In unserer Kundendatei tragen wir diese Informationen und zum Teil auch den Inhalt des Gespräches. Darum nennen wir unsere Kundenbesuche auch auch ‚dokumentierte Kundenbesuche’. Der Kundenbesuch ist erst dann gut, wenn wir 4 Marken und den Namen des Einkäufers nennen können. Gegebenenfalls machen wir Fotos vom Geschäft und der Umgebung. Uns interessiert z.B., ob andere Boutiquen oder ein grosses Modehaus in der Nähe sind. Nach der Analyse der Informationen bereiten wir uns noch besser auf das zukünftige Gespräch mit dem Kunden vor. Wir überlegen uns, welche Produkte zu den Kunden passen würden. Wir führen auch Interviews durch auf Messen und Besuche bei Kunden zur Marktforschung durch auch Kunden ohne ein geeigntes Produkt zu haben. Das hört sich das etwas theoretisch an und das systematische Vorgehen ist auch so. Der Vorteil ist, dass wir unsere Arbeit gründlicher machen und die Information, die wir gewinnen, nicht verloren gehen. Und für die Kunden ist dabei auch gesorgt: Denn der aufmerksame Kunde wird schnell merken, dass unsere Vorgehensweise wichtige Informationen für ihn enthält.

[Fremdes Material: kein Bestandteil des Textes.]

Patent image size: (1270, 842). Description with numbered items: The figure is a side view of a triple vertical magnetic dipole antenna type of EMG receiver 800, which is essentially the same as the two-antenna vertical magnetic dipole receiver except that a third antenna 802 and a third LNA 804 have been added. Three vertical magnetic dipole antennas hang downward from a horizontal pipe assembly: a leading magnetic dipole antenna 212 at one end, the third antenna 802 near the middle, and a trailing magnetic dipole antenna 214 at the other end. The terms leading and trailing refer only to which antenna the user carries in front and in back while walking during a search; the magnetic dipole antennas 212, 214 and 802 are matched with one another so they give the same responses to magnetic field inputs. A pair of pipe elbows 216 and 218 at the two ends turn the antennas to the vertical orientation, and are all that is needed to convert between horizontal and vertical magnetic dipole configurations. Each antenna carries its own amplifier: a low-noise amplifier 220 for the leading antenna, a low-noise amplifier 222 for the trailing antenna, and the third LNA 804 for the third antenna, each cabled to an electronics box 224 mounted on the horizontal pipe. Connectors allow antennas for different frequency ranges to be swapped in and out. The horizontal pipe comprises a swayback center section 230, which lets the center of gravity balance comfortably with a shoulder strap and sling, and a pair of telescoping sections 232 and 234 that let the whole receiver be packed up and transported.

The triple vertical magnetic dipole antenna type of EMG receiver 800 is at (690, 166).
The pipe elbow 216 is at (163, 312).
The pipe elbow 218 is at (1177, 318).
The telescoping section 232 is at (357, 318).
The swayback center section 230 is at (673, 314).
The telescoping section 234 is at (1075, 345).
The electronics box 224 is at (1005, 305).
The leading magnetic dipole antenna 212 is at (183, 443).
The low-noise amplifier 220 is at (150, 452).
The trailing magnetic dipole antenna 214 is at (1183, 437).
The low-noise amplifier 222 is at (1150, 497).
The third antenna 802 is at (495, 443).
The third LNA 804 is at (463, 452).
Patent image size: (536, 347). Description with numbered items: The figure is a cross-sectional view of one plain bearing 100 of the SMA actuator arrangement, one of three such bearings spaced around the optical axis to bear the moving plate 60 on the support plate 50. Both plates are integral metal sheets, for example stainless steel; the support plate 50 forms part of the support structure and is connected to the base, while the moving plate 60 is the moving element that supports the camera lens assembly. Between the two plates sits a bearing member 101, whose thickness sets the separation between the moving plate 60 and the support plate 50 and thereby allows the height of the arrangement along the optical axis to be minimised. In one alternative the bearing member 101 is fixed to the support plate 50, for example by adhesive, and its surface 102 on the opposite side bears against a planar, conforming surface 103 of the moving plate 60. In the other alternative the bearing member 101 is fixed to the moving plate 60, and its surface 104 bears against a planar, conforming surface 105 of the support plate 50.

Beispiel: Fragen wir den Kunden nach den Messebesuchen, dann könnte die Gegenfrage sein: Welche Messen empfehlen Sie denn? Und da haben wir einiges zu sagen, weil wir auf sehr viele Messen gehen. Oder wenn wir nach der Benutzung des Internet fragen, dann könnte die Gegenfrage lauten: Was bringt mir das Internet und können Sie mir sagen wie das geht? Ferner ist es positiv auch für den Kunden, dass wir sorgfältig vorgehen, denn die Gespräche dienen dazu, dass man beim nächsten mal nicht wieder ganz von vorne anfangen muss, denn das wäre Zeitverschwendung.

Unsere Marketing-Tools in der Übersicht:

Um keine Missverständnisse aufkommen zu lassen: Das wir hier beschreiben ist unsere Art der Arbeit, die wir gerne machen. Es gibt auch andere Vorgehensweisen wie z.B. das ‚zutexten’ und ständige anrufen der Kunden, deren Boutique man nicht einmal kennt. Das ist aber nicht unsere Art, das ist für uns nicht ‚Good Marketing Practise’.